Hay tumbas poco conocidas. Yo conozco una de ellas. Es la de un mediocre periodista del antepasado siglo que murió en un duelo a pistola. Su inconsolable viuda encargó a un escultor que le hiciera en bronce la imagen yacente de su esposo, a fin de ponerla sobre su tumba. Vaya usted a saber por qué, el caso es que el escultor le dejó al mesié un sospechoso abultamiento en la parte correspondiente a la entrepierna. Es bastante notorio ese prominente bulto. ¿Se trata de algún homenaje póstumo por parte de la esposa del desaparecido, que quizá conservaba de él buenas memorias? No lo sé. Lo cierto es que cualquier varón querría tener en vida lo que ese señor presenta en muerte.
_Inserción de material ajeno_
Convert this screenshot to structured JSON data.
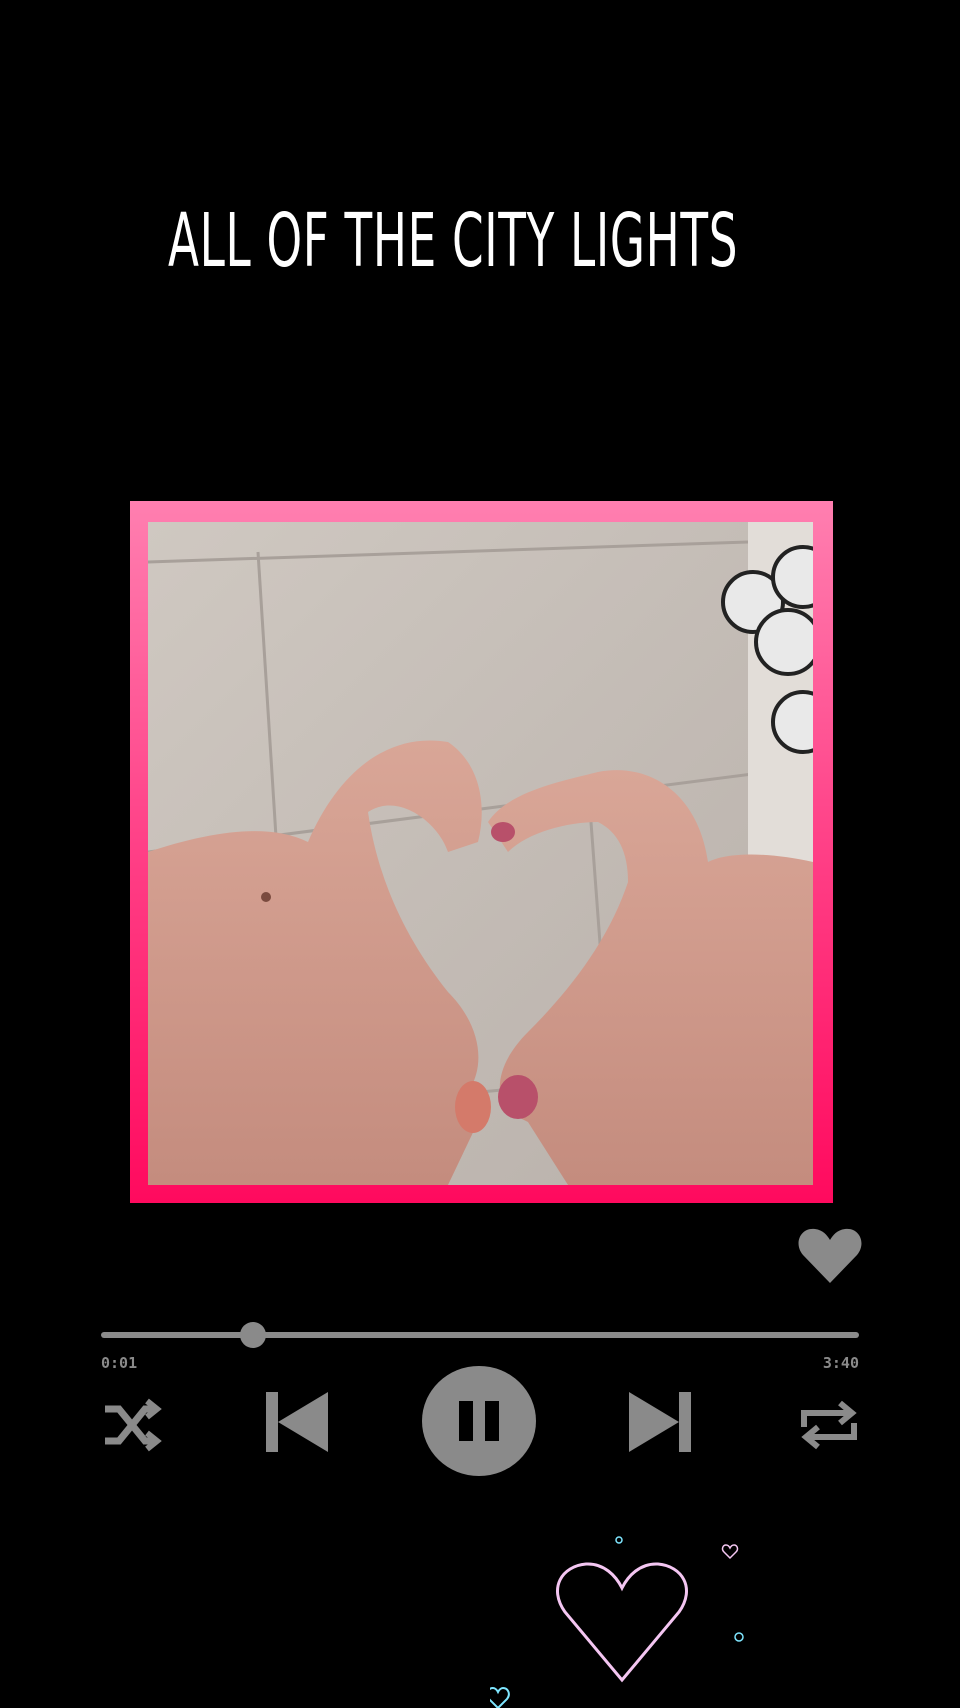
{
  "song": {
    "title": "ALL OF THE CITY LIGHTS"
  },
  "player": {
    "elapsed": "0:01",
    "total": "3:40",
    "progress": 0.2,
    "liked": true
  },
  "colors": {
    "background": "#000000",
    "frame_top": "#ff7fb0",
    "frame_bottom": "#ff0a5e",
    "controls": "#8a8a8a",
    "heart_outline": "#f4c6f2",
    "small_hearts": "#7fe6ff"
  },
  "icons": {
    "like": "heart-icon",
    "shuffle": "shuffle-icon",
    "previous": "skip-previous-icon",
    "pause": "pause-icon",
    "next": "skip-next-icon",
    "repeat": "repeat-icon"
  }
}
Existe en París una curiosa tradición. Hay casadas que tardan en encargar familia, aun deseándola. Ése es un problema, pues ya se sabe que los niños vienen de París, y no tenerlos ahí es gran complicación. Las aspirantes a mamá van entonces al Pére Lachaise, y cuando nadie las mira se levantan las faldas, se echan sobre el señor Duval y frotan vehementemente cierta parte de su anatomía contra el tremendo abultamiento del difunto. Se cree que con eso encargarán familia. El tratamiento, según el folklore parisino, es más efectivo que las aguas de San Serenín del Monte en la vecina España.

Por mi parte yo visito la tumba de uno de mis autores predilectos: Alphonse Daudet. Una de sus novelas de juventud, “Le petit chose”, –“Poquita cosa” – me causó impresión imborrable cuando la leí en la adolescencia. Sentimental como entonces, he comprado un pequeño tiesto de jacintos. La tierra junto a la tumba de Daudet es rica y húmeda. Hago en la tierra un hoyo pequeñito y planto ahí mi ofrenda. Vivirá unos cuantos días. Todos vivimos unos cuantos días.